Aline Chretien, (nee Chaîné) died peacefully on Saturday at age 84 at her residence in Shawinigan Quebec. Although never in the political limelight, she played a critical role in the political life of her husband and in many of his political decisions.
Former Prime Minister Jean Chretien had often referred to his wife as his key advisor, once stating that Canada was run by women, with women in key positions: the Queen (as official head of state), the Governor-General, the Chief Justice and his wife influencing him behind the scenes.
He also referred to her as his “rock of Gibraltar”. In an interview in 1996, Chretien as Prime Minister said not to think of her as the power behind the throne but that she shared the seat of power.
In 2000, renowned columnist Allan Fotheringham once labelled the couple as the two most powerful politicians in Canada.
On another occasion when a reporter asked about a date for the next election, Chretien replied he wasn’t sure as he hadn’t asked Aline yet.
Meeting when he was 17 and she 15 in 1951 and married in 1957, Aline said she always knew that he was the one for her.
A law graduate, Jean Chretien was first elected in 1963 and after a long and distinguished career was elected as Prime Minister serving from 1993 to 2003.
His wife, also from humble origins, as was her husband, seemed to know instinctively the importance of her role once her husband became a Member of Parliament, As she knew she would be at important national and international events and taught herself English, Italian and Spanish in addition to her native French.

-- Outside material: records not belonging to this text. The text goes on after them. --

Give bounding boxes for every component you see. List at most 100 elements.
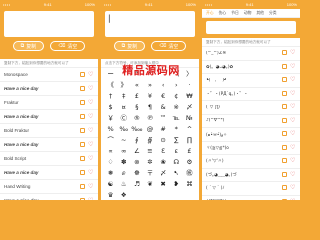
tab-1[interactable]: 伤心	[217, 11, 229, 16]
tab-5[interactable]: 分类	[267, 11, 279, 16]
emoticon-row[interactable]: ヾ(≧▽≦*)o ♡	[202, 141, 300, 155]
heart-icon[interactable]: ♡	[290, 117, 296, 124]
emoticon-row[interactable]: ・゜・(PД`q｡)・゜・ ♡	[202, 87, 300, 101]
heart-icon[interactable]: ♡	[88, 71, 94, 78]
symbol-cell[interactable]: 〆	[183, 103, 196, 112]
symbol-cell[interactable]: ¤	[117, 103, 130, 112]
symbol-cell[interactable]: ⚙	[183, 158, 196, 167]
style-row[interactable]: Have a nice day ♡	[0, 194, 98, 200]
copy-icon[interactable]	[282, 77, 287, 83]
symbol-cell[interactable]: 〒	[143, 169, 156, 178]
copy-icon[interactable]	[80, 183, 85, 189]
copy-icon[interactable]	[282, 158, 287, 164]
emoticon-row[interactable]: (´▽`ʃƪ) ♡	[202, 101, 300, 115]
symbol-cell[interactable]: ℡	[170, 114, 183, 123]
heart-icon[interactable]: ♡	[290, 63, 296, 70]
tab-4[interactable]: 其他	[254, 11, 266, 16]
symbol-cell[interactable]: #	[157, 125, 170, 134]
symbol-cell[interactable]: ※	[170, 103, 183, 112]
symbol-cell[interactable]: ❀	[157, 158, 170, 167]
symbol-cell[interactable]: ♬	[130, 180, 143, 189]
style-row[interactable]: Have a nice day ♡	[0, 82, 98, 96]
symbol-cell[interactable]: ☊	[170, 158, 183, 167]
heart-icon[interactable]: ♡	[88, 113, 94, 120]
symbol-cell[interactable]: ∝	[104, 147, 117, 156]
symbol-cell[interactable]: ¥	[143, 92, 156, 101]
heart-icon[interactable]: ♡	[88, 141, 94, 148]
symbol-cell[interactable]: ⅇ	[117, 169, 130, 178]
symbol-cell[interactable]: ㊗	[183, 169, 196, 178]
symbol-cell[interactable]: ∯	[143, 136, 156, 145]
symbol-cell[interactable]: ∮	[130, 136, 143, 145]
tab-0[interactable]: 开心	[204, 11, 216, 16]
symbol-cell[interactable]: ∑	[170, 136, 183, 145]
copy-icon[interactable]	[282, 104, 287, 110]
text-input[interactable]	[206, 21, 296, 34]
clear-button[interactable]: ⌫ 清空	[151, 41, 187, 51]
heart-icon[interactable]: ♡	[88, 183, 94, 190]
emoticon-row[interactable]: (〃'▽'〃) ♡	[202, 155, 300, 169]
copy-icon[interactable]	[282, 185, 287, 191]
symbol-cell[interactable]: ⊚	[130, 158, 143, 167]
symbol-cell[interactable]: ⊙	[157, 136, 170, 145]
copy-icon[interactable]	[282, 131, 287, 137]
copy-icon[interactable]	[282, 198, 287, 200]
copy-icon[interactable]	[282, 90, 287, 96]
symbol-cell[interactable]: Ⓒ	[117, 114, 130, 123]
symbol-cell[interactable]: ✲	[143, 158, 156, 167]
copy-icon[interactable]	[80, 113, 85, 119]
text-input[interactable]: ▏	[105, 11, 195, 37]
symbol-cell[interactable]: £	[130, 92, 143, 101]
copy-icon[interactable]	[80, 85, 85, 91]
heart-icon[interactable]: ♡	[88, 85, 94, 92]
symbol-cell[interactable]: «	[130, 81, 143, 90]
copy-icon[interactable]	[282, 144, 287, 150]
symbol-cell[interactable]: ¶	[143, 103, 156, 112]
symbol-cell[interactable]: ￥	[104, 114, 117, 123]
style-row[interactable]: Monospace ♡	[0, 68, 98, 82]
symbol-cell[interactable]: ·	[183, 81, 196, 90]
emoticon-row[interactable]: ╰(*°▽°*)╯ ♡	[202, 195, 300, 200]
copy-icon[interactable]	[80, 71, 85, 77]
symbol-cell[interactable]: №	[183, 114, 196, 123]
symbol-cell[interactable]: ‱	[130, 125, 143, 134]
style-row[interactable]: Bold Script ♡	[0, 152, 98, 166]
heart-icon[interactable]: ♡	[290, 171, 296, 178]
symbol-cell[interactable]: 〆	[157, 169, 170, 178]
heart-icon[interactable]: ♡	[290, 185, 296, 191]
copy-icon[interactable]	[282, 50, 287, 56]
emoticon-row[interactable]: ┗( ▔, ▔ )┛ ♡	[202, 74, 300, 88]
symbol-cell[interactable]: %	[104, 125, 117, 134]
copy-icon[interactable]	[282, 171, 287, 177]
symbol-cell[interactable]: &	[157, 103, 170, 112]
emoticon-row[interactable]: ♪(^∇^*) ♡	[202, 114, 300, 128]
symbol-cell[interactable]: ℗	[143, 114, 156, 123]
style-row[interactable]: Have a nice day ♡	[0, 138, 98, 152]
symbol-cell[interactable]: 》	[117, 81, 130, 90]
symbol-cell[interactable]: ➷	[170, 169, 183, 178]
symbol-cell[interactable]: ❅	[104, 169, 117, 178]
symbol-cell[interactable]: »	[143, 81, 156, 90]
symbol-cell[interactable]: ∏	[183, 136, 196, 145]
symbol-cell[interactable]: ›	[170, 81, 183, 90]
heart-icon[interactable]: ♡	[290, 158, 296, 164]
symbol-cell[interactable]: ∞	[117, 147, 130, 156]
symbol-cell[interactable]: ‹	[157, 81, 170, 90]
emoticon-row[interactable]: ( ´ ▽ ` )ﾉ ♡	[202, 182, 300, 196]
symbol-cell[interactable]: ❖	[117, 191, 130, 200]
symbol-cell[interactable]: ~	[117, 136, 130, 145]
heart-icon[interactable]: ♡	[290, 77, 296, 83]
symbol-cell[interactable]: ✽	[117, 158, 130, 167]
symbol-cell[interactable]: *	[170, 125, 183, 134]
copy-icon[interactable]	[282, 63, 287, 69]
emoticon-row[interactable]: (^_^)∠※ ♡	[202, 47, 300, 61]
symbol-cell[interactable]: ✖	[157, 180, 170, 189]
symbol-cell[interactable]: ♢	[104, 158, 117, 167]
symbol-cell[interactable]: ≌	[143, 147, 156, 156]
copy-icon[interactable]	[282, 117, 287, 123]
copy-icon[interactable]	[80, 99, 85, 105]
heart-icon[interactable]: ♡	[88, 169, 94, 176]
emoticon-row[interactable]: ✿(。◕ᴗ◕。)✿ ♡	[202, 60, 300, 74]
style-row[interactable]: Have a nice day ♡	[0, 166, 98, 180]
symbol-cell[interactable]: ‡	[117, 92, 130, 101]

She then also became involved with a number of charitable organisations at took up the piano studying with the Royal Conservatory of Music.

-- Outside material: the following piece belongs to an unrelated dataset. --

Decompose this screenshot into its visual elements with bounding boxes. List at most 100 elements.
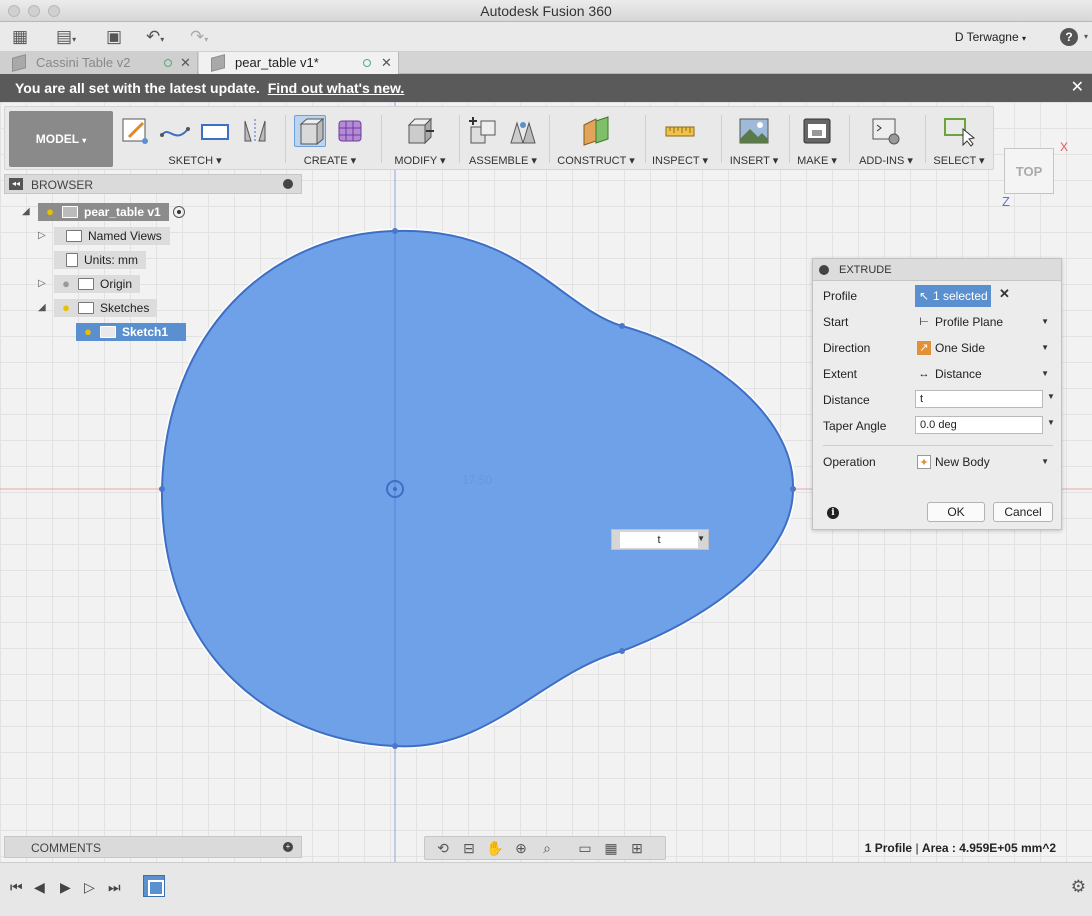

Later she would be named as the first Chancellor of Laurentian University, a bilingual institution in Sudbury, Ontario.
Although her preference was not to be in the spotlight and kept her family life with their three children private, she nonetheless gained international headlines when an intruder with a small knife broke into their official residence one night. Aline heard him while her husband slept, encountered and spoke to him briefly in the hallway, then slammed the bedroom door, waking her husband who armed himself with an Inuit soapstone carving. RCMP guards quickly took the man away although the incident raised serious security questions afterward.
In spite of her status, she was always close to her roots and as Jean Chretien’s former communications director stated to CTV–always kept her husband “grounded”.
Like her husband who billed himself as “the little guy from Shawinigan,”she referred to herself as “Madame Tout-le-monde” or Mrs. Everybody, an ordinary person.
Tributes are pouring in from former and present politicians and friends, but because of COVID-19 restrictions, only a private ceremony is being planned for her funeral. A public ceremony of remembrance may be organised at a later date.